Eliminating Timesucks

I’ve just killed my Facebook account.  A little over three years ago, I signed up, allegedly because of Facebook’s alleged professional uses.  But I’ve discovered a few things.  First, I’m pretty sure I signed up for Facebook mostly for personal reasons.  Second, Facebook has offered absolutely no professional opportunities, at least for me.  On the contrary, I’ve seen only potential professional liabilities, what with all of my idiot “friends” posting photos of me looking like, well, an idiot.  And third, Facebook can be, and has been on occasion, a huge timesuck.  And not in a fun, oh-let’s-read-something-interesting way.  Rather, it’s brought out some unseemly sides of my character: some narcissism, a little voyeurism, and a whole lot of laziness.  And so it was time for me to leave Facebook, although other people smarter than me have decided to put up with the trouble.

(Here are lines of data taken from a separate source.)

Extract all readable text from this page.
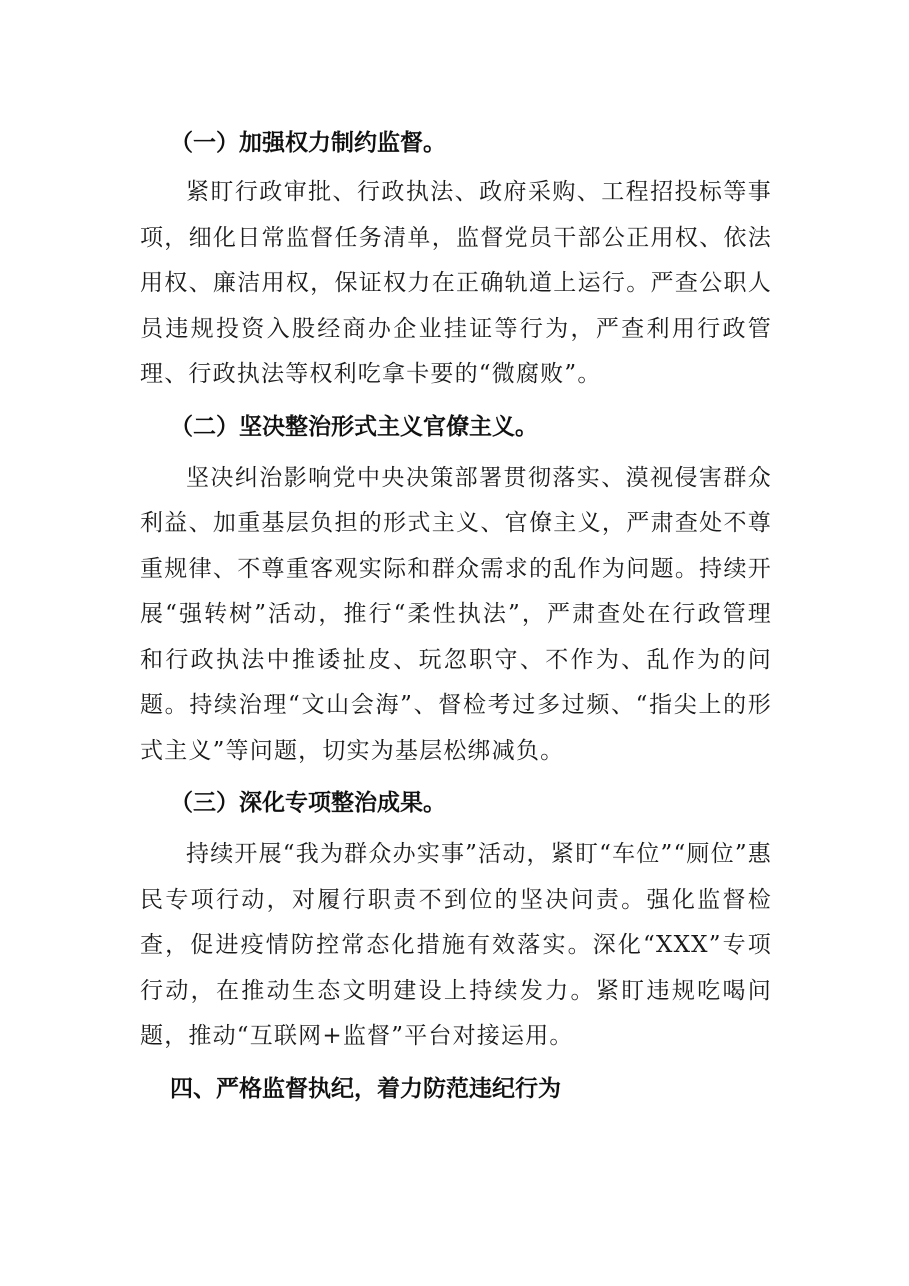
（一）加强权力制约监督。

紧盯行政审批、行政执法、政府采购、工程招投标等事项，细化日常监督任务清单，监督党员干部公正用权、依法用权、廉洁用权，保证权力在正确轨道上运行。严查公职人员违规投资入股经商办企业挂证等行为，严查利用行政管理、行政执法等权利吃拿卡要的“微腐败”。

（二）坚决整治形式主义官僚主义。

坚决纠治影响党中央决策部署贯彻落实、漠视侵害群众利益、加重基层负担的形式主义、官僚主义，严肃查处不尊重规律、不尊重客观实际和群众需求的乱作为问题。持续开展“强转树”活动，推行“柔性执法”，严肃查处在行政管理和行政执法中推诿扯皮、玩忽职守、不作为、乱作为的问题。持续治理“文山会海”、督检考过多过频、“指尖上的形式主义”等问题，切实为基层松绑减负。

（三）深化专项整治成果。

持续开展“我为群众办实事”活动，紧盯“车位”“厕位”惠民专项行动，对履行职责不到位的坚决问责。强化监督检查，促进疫情防控常态化措施有效落实。深化“XXX”专项行动，在推动生态文明建设上持续发力。紧盯违规吃喝问题，推动“互联网+监督”平台对接运用。

四、严格监督执纪，着力防范违纪行为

It’s also far past time to identify and eliminate other timesucks. Most will be Internet-based: Twitter, probably, and a few redundant or useless blogs (not that you should do the same thing, dear reader).  I might find a few outside of cyberspace, as well, although nothing comes to mind.  I need to sit down and give some deliberately distribute the hours of my day.  Which is to say I’m going to spend some time thinking about how I spend my time.  Sounds like a timesuck to me.

And in case you’re wondering: yes, watching Euro 2012 is a timesuck.  But I’m doing it anyways.  As I write, in fact.

Now…where was I?

To the readers who have continued to visit, even as I’ve not posted anything in months: thanks.  It’s been a crazy few months, what with finishing the school year, raising a daughter, traveling outside of the country (twice), and…oh, what’s that other things I’ve been doing…right: finishing my dissertation.  It’s done.  I’m done.  Hard to believe, but I’ll be getting my hood in just a few weeks.  I’d reflect on the meaning and (un)importance of this “accomplishment,” but right now I just want to press the reset button, do a little up-up-down-down-left-right-left-right-B-A, and get things going again with body, soul, and mind.  Part of that will be a return to blogging, hopefully once a week on Monday mornings.  See you around.